そもそも評価損益とは、過去に投資実行した時点での株価と、現在の株価との「差」でしかありません。
よって、個人の評価損益がどうであれ、株価が上がるものは上がりますし、下がるものは下がるわけです。
行動ファイナンス的にいえば、評価損が膨らんだ場合には「(価値と価格の関係がどうであれ)そのうち戻すだろう」と楽観的に考え、評価益が出ている場合には、「(価値と価格がどうであれ)今のうちに利益を確定しておこう」と思うものです。
行動ファイナンスのいうところの人間の思考パターンにハマッて損失を増やすことを避けたければ、冷静に個別企業の企業価値評価を行い、算出された「妥当な株価」を基準にした資産運用をお勧めします。

サブプライムローン問題と、日本のバブル崩壊の場合を比較して、
「日本の不良債権を銀行に集中させたことに比べ、サブプライムローン問題は、証券化によって、世界中にリスクがばらまかれたので大変だ」
という表現を見かけるようになりました。
「不安心理を持つ投資家の頭数が増える」といういう意味では、正しい根拠だと思いますし、また、投資家の心理は、様々な経済価値に影響を与えます。
僕自身も、証券化によるリスクのばら撒きが(多くの投資家の不安心理をあおるだろうから)最大の問題だと表現してきました。
しかしながら、証券化によってリスクが世界中に分散されているわけだから、(一部の金融機関を除き)、損害を蒙る投資家の頭数は多くても、一人当たりの損失額は少ないはずです。
つまり、経済全体として蒙る損失は、証券化によってリスクが分散されようが、されなかろうが、代わらないと思うわけです。
そう考えれば、サブプライムローン問題「そのもの」による経済的損失については、このところの為替変動や株価下落で十分折込済みだと思います。
それでも「再評価を」と表現する理由は、サブプライムローン問題を発端にした(特に北米の)信用収縮が実体経済に影響を及ぼす可能性について、十分考慮する必要があると思うからです。
2007年11月19日 板倉雄一郎
PS:
とはいえ、ミスターマーケットは、常に喜怒哀楽が激しいわけですから、このところの信用不安によって、個別企業の業績を割と悲観的に予測した上で算出された妥当な株価を下回る株価に出会える可能性も十分にあります。

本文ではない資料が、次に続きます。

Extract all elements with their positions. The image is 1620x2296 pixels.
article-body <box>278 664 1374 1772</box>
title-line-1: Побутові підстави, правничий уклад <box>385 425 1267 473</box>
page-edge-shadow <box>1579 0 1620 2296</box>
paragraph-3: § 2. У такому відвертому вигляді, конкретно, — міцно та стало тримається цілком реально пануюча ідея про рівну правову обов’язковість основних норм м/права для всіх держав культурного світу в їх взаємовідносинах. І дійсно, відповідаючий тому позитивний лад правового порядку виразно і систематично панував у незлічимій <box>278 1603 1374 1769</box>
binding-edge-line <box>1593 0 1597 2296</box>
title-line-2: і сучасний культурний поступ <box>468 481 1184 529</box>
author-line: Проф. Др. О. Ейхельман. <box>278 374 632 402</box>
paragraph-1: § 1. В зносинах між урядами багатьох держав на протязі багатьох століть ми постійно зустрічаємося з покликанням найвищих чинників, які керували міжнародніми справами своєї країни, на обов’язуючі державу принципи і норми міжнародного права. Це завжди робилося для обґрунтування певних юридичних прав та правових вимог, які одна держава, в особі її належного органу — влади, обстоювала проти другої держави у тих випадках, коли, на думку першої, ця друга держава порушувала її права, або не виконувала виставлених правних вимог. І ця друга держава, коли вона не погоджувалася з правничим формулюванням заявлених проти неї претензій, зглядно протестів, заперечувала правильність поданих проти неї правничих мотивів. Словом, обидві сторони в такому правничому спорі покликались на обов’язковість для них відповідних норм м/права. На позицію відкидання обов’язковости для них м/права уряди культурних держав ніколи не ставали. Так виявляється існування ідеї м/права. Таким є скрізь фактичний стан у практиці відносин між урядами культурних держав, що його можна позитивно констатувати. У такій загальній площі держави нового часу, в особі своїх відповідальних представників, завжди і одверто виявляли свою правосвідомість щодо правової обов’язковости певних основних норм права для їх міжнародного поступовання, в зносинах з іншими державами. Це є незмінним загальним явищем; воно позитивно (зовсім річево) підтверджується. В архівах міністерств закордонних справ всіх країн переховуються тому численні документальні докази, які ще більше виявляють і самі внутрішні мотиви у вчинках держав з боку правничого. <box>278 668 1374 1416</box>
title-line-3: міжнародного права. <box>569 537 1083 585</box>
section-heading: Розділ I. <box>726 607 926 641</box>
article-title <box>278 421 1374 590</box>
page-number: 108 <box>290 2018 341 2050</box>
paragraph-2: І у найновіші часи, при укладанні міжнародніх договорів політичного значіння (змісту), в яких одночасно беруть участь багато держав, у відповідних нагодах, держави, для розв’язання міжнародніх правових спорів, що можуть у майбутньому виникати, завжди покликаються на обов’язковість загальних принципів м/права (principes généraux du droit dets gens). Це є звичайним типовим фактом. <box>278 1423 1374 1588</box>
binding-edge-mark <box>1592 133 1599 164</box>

もし、長期投資を前提にするならば、絶好の投資チャンスに恵まれるかもしれません。
ただし、短期的な投資(?)によるリターンを期待するならば、今はあまり良い時期ではないですよね。
その辺は、投資家自身の投資スタイルに合わせた合理的な判断が求められるというわけです。
PS^2:
本日、当事務所2007年最後の一般募集セミナー「オープンセミナー」の募集を締め切りました。
定員以上のお申し込みを頂きました。
ありがとうございます。
当日は、インタラクティブに楽しい時間を共にさせていただければと思います。
どうぞよろしくお願いいたします。